Last winter, Kevin Drum reported in Mother Jones on the lead – violent crime connection, and I missed it! Just in case you missed it too, I am posting the link here. Informed urban gardeners know of the overwhelming presence of lead in urban soils. Between leaded paint in adjacent buildings and the legacy of leaded gasoline, lead is everywhere in dense urban areas. Drum’s mission was to sort out the theories on why rates of violent crime have plunged in recent years, and it turns out that lead contamination rates parallel the violent crime rate. Drum cites the work of Rick Nevin (2007) whose 2007 paper in Environmental Research (Vol. 104, No. 3, pages 315-336) suggests that this association is found in cities around the globe. Even though lead remains in urban soils, the daily dose of lead has fallen precipitously since lead was banned in paint (1978) and gasoline (1986 for all of the U.S. except Washington State where it was banned in 1991). The promising news is that further lead remediation is attainable.
A series of posts in Talking Points Memo alerted me to the Drum article.
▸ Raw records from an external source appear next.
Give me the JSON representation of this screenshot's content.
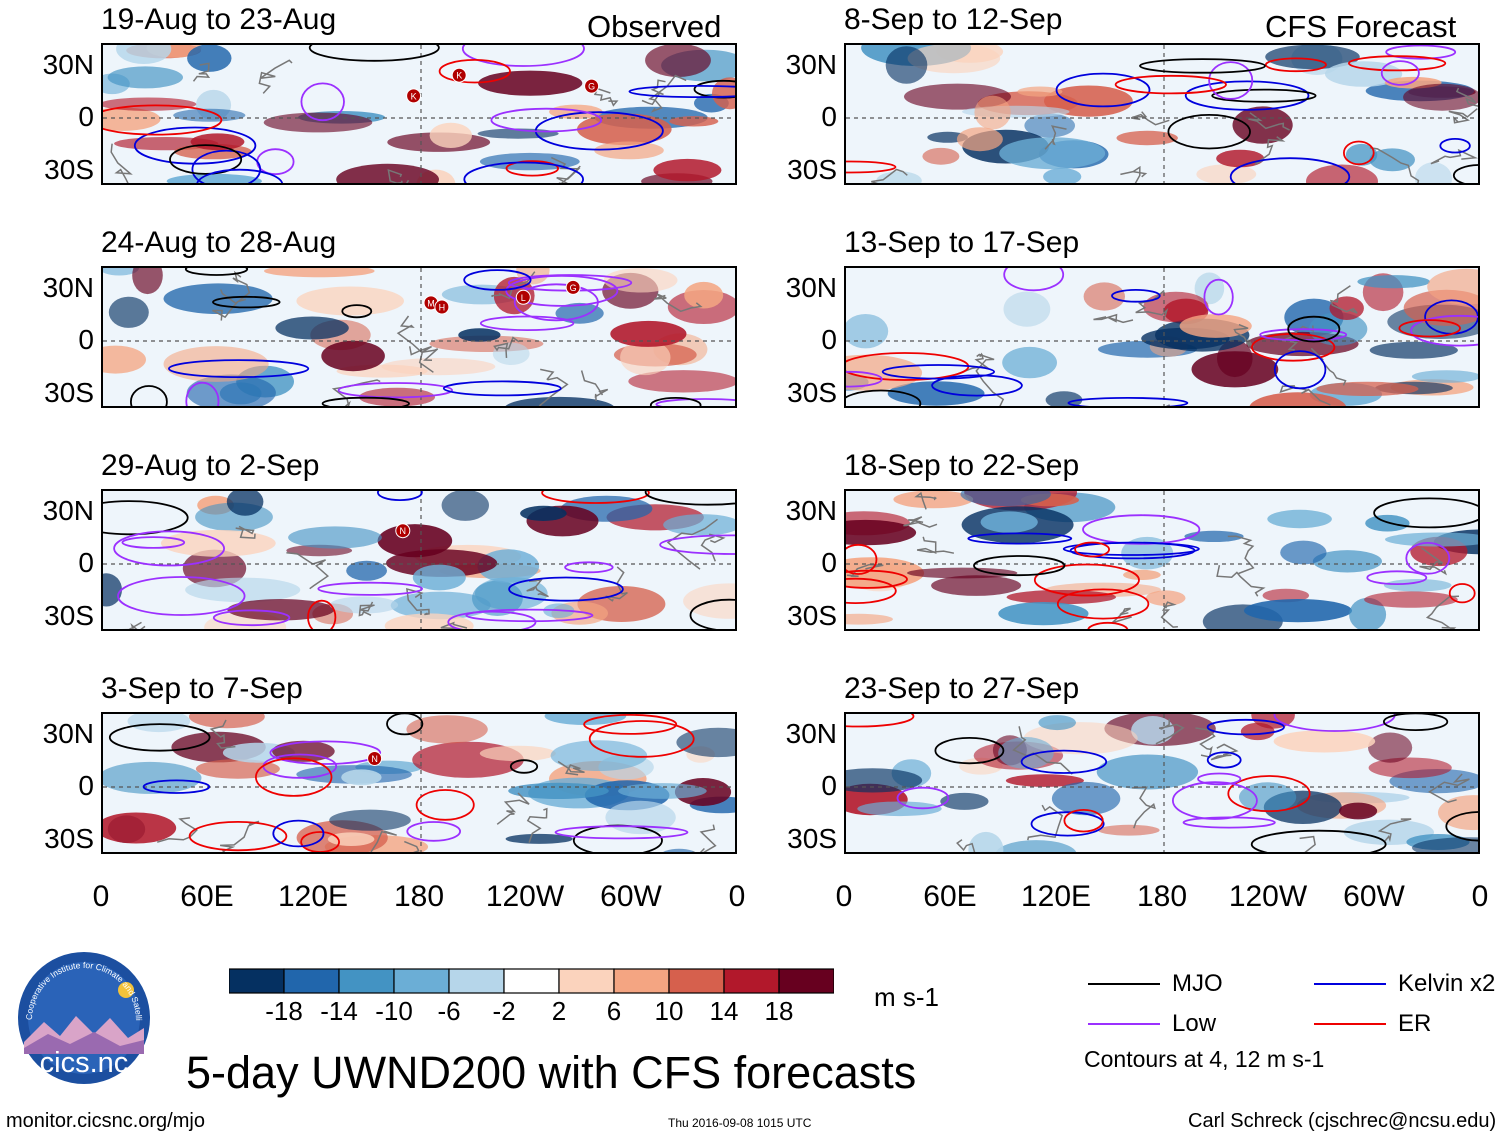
{
  "corner_labels": {
    "observed": "Observed",
    "forecast": "CFS Forecast"
  },
  "lat_labels": [
    "30N",
    "0",
    "30S"
  ],
  "lon_labels": [
    "0",
    "60E",
    "120E",
    "180",
    "120W",
    "60W",
    "0"
  ],
  "chart_data": [
    {
      "type": "heatmap",
      "title": "19-Aug to 23-Aug",
      "group": "Observed",
      "xlabels": [
        "0",
        "60E",
        "120E",
        "180",
        "120W",
        "60W",
        "0"
      ],
      "ylabels": [
        "30N",
        "0",
        "30S"
      ],
      "storm_markers": [
        "K",
        "K",
        "G"
      ]
    },
    {
      "type": "heatmap",
      "title": "24-Aug to 28-Aug",
      "group": "Observed",
      "xlabels": [
        "0",
        "60E",
        "120E",
        "180",
        "120W",
        "60W",
        "0"
      ],
      "ylabels": [
        "30N",
        "0",
        "30S"
      ],
      "storm_markers": [
        "M",
        "L",
        "H",
        "G"
      ]
    },
    {
      "type": "heatmap",
      "title": "29-Aug to 2-Sep",
      "group": "Observed",
      "xlabels": [
        "0",
        "60E",
        "120E",
        "180",
        "120W",
        "60W",
        "0"
      ],
      "ylabels": [
        "30N",
        "0",
        "30S"
      ],
      "storm_markers": [
        "N"
      ]
    },
    {
      "type": "heatmap",
      "title": "3-Sep to 7-Sep",
      "group": "Observed",
      "xlabels": [
        "0",
        "60E",
        "120E",
        "180",
        "120W",
        "60W",
        "0"
      ],
      "ylabels": [
        "30N",
        "0",
        "30S"
      ],
      "storm_markers": [
        "N"
      ]
    },
    {
      "type": "heatmap",
      "title": "8-Sep to 12-Sep",
      "group": "CFS Forecast",
      "xlabels": [
        "0",
        "60E",
        "120E",
        "180",
        "120W",
        "60W",
        "0"
      ],
      "ylabels": [
        "30N",
        "0",
        "30S"
      ],
      "storm_markers": []
    },
    {
      "type": "heatmap",
      "title": "13-Sep to 17-Sep",
      "group": "CFS Forecast",
      "xlabels": [
        "0",
        "60E",
        "120E",
        "180",
        "120W",
        "60W",
        "0"
      ],
      "ylabels": [
        "30N",
        "0",
        "30S"
      ],
      "storm_markers": []
    },
    {
      "type": "heatmap",
      "title": "18-Sep to 22-Sep",
      "group": "CFS Forecast",
      "xlabels": [
        "0",
        "60E",
        "120E",
        "180",
        "120W",
        "60W",
        "0"
      ],
      "ylabels": [
        "30N",
        "0",
        "30S"
      ],
      "storm_markers": []
    },
    {
      "type": "heatmap",
      "title": "23-Sep to 27-Sep",
      "group": "CFS Forecast",
      "xlabels": [
        "0",
        "60E",
        "120E",
        "180",
        "120W",
        "60W",
        "0"
      ],
      "ylabels": [
        "30N",
        "0",
        "30S"
      ],
      "storm_markers": []
    }
  ],
  "colorbar": {
    "ticks": [
      "-18",
      "-14",
      "-10",
      "-6",
      "-2",
      "2",
      "6",
      "10",
      "14",
      "18"
    ],
    "colors": [
      "#053061",
      "#2166ac",
      "#4393c3",
      "#6baed6",
      "#b6d6ea",
      "#ffffff",
      "#fbd3bd",
      "#f4a582",
      "#d6604d",
      "#b2182b",
      "#67001f"
    ],
    "units": "m s-1"
  },
  "legend": {
    "items": [
      {
        "label": "MJO",
        "color": "#000000"
      },
      {
        "label": "Kelvin x2",
        "color": "#0000dd"
      },
      {
        "label": "Low",
        "color": "#9b30ff"
      },
      {
        "label": "ER",
        "color": "#ee0000"
      }
    ],
    "note": "Contours at 4, 12 m s-1"
  },
  "main_title": "5-day UWND200 with CFS forecasts",
  "logo": {
    "text": "cics.nc",
    "arc_text": "Cooperative Institute for Climate and Satellites"
  },
  "footer": {
    "url": "monitor.cicsnc.org/mjo",
    "timestamp": "Thu 2016-09-08 1015 UTC",
    "author": "Carl Schreck (cjschrec@ncsu.edu)"
  }
}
A reader post draws out the various factors at play in the rise and decline of violent crime.
American lead contamination is embedded within the growth of the new urban ghetto, a period of rapid segregation of new cities, along with the decline of the urban economy and white flight.
Any sort of silver bullet based theory is going to be wrong. The problem of the lead contamination argument is that its appeal is, in part, the lack of an actively malignant empowered white population. It makes the main problem not the racism and its role in American capitalism, but a naivete that is easily beaten with science. That’s just not how it happened—it is certainly a part of how it happened, and it is important for us to understand what lead does and how to fight it. But to do so without also actively highlighting the role of local, state, and federal government as well as private industry in creating the ghetto, depolicing (and then repolicing) it, and devestment is to paint an overly rosy picture of one of the most inhumane things Americans have done on the basis of race. Lead exposure is a part of that, but it is important not to let medical\/biological explanations lose the basic fact that they are embedded in our social experience.